In this code pattern, learn how to use a diabetes data set to predict whether a person is prone to have diabetes. The code pattern explores fairness, explainability, and robustness of the predictive models, and enhances the effectiveness of the AI predictive system. The code pattern demonstrates the end-to-end solution and shows how to:

  • Check the fairness of the diabetes data set using the AI 360 Fairness Toolkit
  • Develop the model
  • Explain the model using the AI 360 Explainability Toolkit

The code pattern shares the generic code template for the entire end-to-end process of the previous steps. Therefore, it can be used to plug in any data set for which you want to explore the fairness and explainability.


Fairness is the process of understanding bias introduced by your data, and ensuring that your model provides equitable predictions across all demographic groups. Explainability shows how a machine learning model makes its predictions. It gives an improved understanding of the model by clarifying how the model works.
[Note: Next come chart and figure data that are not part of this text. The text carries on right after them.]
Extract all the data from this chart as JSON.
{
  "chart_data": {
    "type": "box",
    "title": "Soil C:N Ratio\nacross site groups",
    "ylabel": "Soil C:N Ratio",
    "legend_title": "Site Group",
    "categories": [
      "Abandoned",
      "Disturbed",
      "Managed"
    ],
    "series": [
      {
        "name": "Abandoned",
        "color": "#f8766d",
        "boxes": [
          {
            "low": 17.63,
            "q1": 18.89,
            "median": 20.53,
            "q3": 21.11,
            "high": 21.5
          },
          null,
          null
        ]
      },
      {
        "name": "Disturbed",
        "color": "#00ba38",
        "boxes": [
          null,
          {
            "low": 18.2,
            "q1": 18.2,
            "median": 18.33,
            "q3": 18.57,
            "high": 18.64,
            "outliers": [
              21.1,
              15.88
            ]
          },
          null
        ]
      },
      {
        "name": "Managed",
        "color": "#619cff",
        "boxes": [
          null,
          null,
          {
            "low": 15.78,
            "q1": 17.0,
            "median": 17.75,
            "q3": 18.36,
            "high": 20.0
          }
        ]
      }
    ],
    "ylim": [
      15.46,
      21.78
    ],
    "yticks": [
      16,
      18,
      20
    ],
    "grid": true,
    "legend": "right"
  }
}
In this code pattern, you use a diabetes data set to predict whether a person is prone to have diabetes. You use IBM Watson® Studio, IBM Cloud Object Storage, the AI Explainability 360 Toolkit, and the AI Fairness 360 Toolkit to create the data, apply the bias mitigation algorithm, then analyze the results.
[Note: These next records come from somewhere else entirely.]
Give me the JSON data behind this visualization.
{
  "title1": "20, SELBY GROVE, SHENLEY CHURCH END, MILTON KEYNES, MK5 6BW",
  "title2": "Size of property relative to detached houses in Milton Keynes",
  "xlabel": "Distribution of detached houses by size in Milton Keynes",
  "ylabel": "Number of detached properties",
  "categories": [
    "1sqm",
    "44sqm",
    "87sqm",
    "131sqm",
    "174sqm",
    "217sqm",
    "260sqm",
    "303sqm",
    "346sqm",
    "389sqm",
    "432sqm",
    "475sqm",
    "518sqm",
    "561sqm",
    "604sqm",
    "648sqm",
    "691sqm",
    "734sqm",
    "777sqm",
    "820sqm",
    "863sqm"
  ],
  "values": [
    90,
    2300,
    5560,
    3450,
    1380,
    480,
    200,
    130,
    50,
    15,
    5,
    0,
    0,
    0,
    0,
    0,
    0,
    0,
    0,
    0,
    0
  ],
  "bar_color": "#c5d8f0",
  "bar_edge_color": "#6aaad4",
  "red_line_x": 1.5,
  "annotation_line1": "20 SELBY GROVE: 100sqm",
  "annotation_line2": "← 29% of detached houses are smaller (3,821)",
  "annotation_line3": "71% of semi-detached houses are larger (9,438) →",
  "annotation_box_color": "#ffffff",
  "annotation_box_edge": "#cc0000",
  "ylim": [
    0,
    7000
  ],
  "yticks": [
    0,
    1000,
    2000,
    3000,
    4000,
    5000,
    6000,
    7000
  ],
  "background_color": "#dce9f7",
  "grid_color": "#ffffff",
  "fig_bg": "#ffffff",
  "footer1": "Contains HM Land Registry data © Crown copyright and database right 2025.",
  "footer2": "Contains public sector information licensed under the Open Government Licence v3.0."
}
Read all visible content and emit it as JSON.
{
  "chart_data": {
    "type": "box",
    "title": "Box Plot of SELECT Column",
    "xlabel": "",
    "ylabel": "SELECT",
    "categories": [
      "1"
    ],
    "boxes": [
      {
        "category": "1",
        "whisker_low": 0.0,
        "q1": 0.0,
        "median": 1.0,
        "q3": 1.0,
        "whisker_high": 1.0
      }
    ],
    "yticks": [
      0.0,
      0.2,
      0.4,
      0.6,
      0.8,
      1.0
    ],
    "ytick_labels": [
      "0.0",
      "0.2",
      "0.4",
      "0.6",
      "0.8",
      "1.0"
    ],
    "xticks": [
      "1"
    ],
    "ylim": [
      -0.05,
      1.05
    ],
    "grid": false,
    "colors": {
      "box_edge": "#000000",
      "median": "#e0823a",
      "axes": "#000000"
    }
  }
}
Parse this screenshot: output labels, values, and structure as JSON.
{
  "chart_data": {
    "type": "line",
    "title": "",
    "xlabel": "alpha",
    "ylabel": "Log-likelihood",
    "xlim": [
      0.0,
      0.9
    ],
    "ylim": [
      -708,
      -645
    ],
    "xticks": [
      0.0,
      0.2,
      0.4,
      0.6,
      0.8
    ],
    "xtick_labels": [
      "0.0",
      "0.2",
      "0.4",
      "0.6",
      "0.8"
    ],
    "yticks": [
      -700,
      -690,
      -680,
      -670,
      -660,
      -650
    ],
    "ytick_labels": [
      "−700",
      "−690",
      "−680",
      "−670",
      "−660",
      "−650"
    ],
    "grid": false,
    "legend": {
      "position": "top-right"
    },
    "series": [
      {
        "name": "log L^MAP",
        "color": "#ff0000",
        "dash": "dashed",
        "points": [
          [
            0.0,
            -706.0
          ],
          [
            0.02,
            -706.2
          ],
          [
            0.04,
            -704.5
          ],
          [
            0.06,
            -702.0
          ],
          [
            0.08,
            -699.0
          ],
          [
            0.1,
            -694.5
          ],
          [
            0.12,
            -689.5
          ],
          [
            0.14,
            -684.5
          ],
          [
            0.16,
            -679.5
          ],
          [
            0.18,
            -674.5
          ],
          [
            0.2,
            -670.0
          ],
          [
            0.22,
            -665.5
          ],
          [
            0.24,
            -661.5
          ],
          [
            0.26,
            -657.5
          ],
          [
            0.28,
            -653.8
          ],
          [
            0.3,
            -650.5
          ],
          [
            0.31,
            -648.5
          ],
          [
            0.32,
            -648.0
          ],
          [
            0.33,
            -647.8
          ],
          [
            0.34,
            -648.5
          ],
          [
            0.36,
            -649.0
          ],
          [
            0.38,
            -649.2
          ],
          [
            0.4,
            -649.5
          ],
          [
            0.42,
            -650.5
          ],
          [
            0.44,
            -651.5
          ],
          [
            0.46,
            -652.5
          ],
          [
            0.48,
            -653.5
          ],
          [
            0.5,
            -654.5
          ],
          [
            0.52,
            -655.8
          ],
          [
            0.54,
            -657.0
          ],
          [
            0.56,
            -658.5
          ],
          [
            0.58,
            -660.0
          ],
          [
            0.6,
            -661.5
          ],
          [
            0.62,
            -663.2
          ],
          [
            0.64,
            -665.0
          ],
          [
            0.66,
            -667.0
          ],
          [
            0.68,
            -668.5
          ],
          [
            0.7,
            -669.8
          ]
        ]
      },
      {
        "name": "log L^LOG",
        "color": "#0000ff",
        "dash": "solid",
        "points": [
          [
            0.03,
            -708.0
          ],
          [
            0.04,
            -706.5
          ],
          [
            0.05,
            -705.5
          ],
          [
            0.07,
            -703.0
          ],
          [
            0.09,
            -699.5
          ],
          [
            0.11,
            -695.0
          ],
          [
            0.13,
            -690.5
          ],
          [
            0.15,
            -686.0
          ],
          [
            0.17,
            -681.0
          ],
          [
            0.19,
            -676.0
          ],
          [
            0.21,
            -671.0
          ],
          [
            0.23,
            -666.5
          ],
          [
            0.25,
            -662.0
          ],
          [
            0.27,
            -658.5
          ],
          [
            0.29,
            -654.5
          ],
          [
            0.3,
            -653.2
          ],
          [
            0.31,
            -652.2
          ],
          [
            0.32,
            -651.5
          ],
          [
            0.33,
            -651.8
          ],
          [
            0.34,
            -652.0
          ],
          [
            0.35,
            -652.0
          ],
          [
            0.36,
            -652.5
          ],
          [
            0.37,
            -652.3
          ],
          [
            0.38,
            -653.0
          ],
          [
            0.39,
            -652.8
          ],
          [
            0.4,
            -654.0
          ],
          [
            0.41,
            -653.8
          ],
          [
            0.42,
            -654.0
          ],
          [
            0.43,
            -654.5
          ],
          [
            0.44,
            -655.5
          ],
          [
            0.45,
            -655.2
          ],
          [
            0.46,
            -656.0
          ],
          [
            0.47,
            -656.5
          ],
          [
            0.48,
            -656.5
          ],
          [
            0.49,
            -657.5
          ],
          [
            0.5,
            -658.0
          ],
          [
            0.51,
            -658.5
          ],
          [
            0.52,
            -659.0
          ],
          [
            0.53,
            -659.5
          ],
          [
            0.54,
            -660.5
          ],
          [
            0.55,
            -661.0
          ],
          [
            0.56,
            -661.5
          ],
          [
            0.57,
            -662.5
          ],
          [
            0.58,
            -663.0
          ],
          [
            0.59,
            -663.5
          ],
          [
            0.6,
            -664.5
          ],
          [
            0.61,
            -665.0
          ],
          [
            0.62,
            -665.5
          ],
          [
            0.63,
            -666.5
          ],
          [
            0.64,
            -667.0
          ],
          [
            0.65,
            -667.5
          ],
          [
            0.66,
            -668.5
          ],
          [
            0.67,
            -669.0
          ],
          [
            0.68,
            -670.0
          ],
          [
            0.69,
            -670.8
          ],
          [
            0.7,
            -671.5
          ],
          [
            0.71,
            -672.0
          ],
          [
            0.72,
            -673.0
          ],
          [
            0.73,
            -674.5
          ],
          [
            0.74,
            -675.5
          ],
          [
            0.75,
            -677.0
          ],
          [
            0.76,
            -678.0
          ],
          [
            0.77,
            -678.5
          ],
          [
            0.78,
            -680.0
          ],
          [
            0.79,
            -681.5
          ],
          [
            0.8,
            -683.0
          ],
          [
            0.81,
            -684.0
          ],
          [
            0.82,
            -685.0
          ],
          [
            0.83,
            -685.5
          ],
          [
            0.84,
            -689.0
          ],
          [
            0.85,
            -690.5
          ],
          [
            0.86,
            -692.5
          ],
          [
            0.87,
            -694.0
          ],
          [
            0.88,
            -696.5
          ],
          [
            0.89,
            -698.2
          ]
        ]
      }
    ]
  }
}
After completing this code pattern, you understand how to:

  • Create a project using Watson Studio
  • Use the AI Explainability 360 Toolkit
  • Use the AI Fairness 360 Toolkit


Predict an event with fairness flow

  1. Log in to IBM Watson Studio powered by Spark, initiate IBM Cloud Object Storage, and create a project.
  2. Upload the .csv data file to IBM Cloud Object Storage.
  3. Load the data file in the Watson Studio notebook.
  4. Install the AI Explainability 360 Toolkit and the AI Fairness 360 Toolkit in the Watson Studio notebook.
  5. Analyze the results after applying the bias mitigation algorithm during pre-processing, in-processing, and post-processing stages.


Find the detailed steps for this pattern in the readme file. The steps will show you how to:

  1. Create an account with IBM Cloud.
  2. Create a new Watson Studio project.
  3. Add data.
  4. Create the notebook.
  5. Insert the data as DataFrame.
  6. Run the notebook.
  7. Analyze the results.

This code pattern is part of the The AI 360 Toolkit: AI models explained use case series, which helps stakeholders and developers to understand the AI model lifecycle completely and to help them make informed decisions.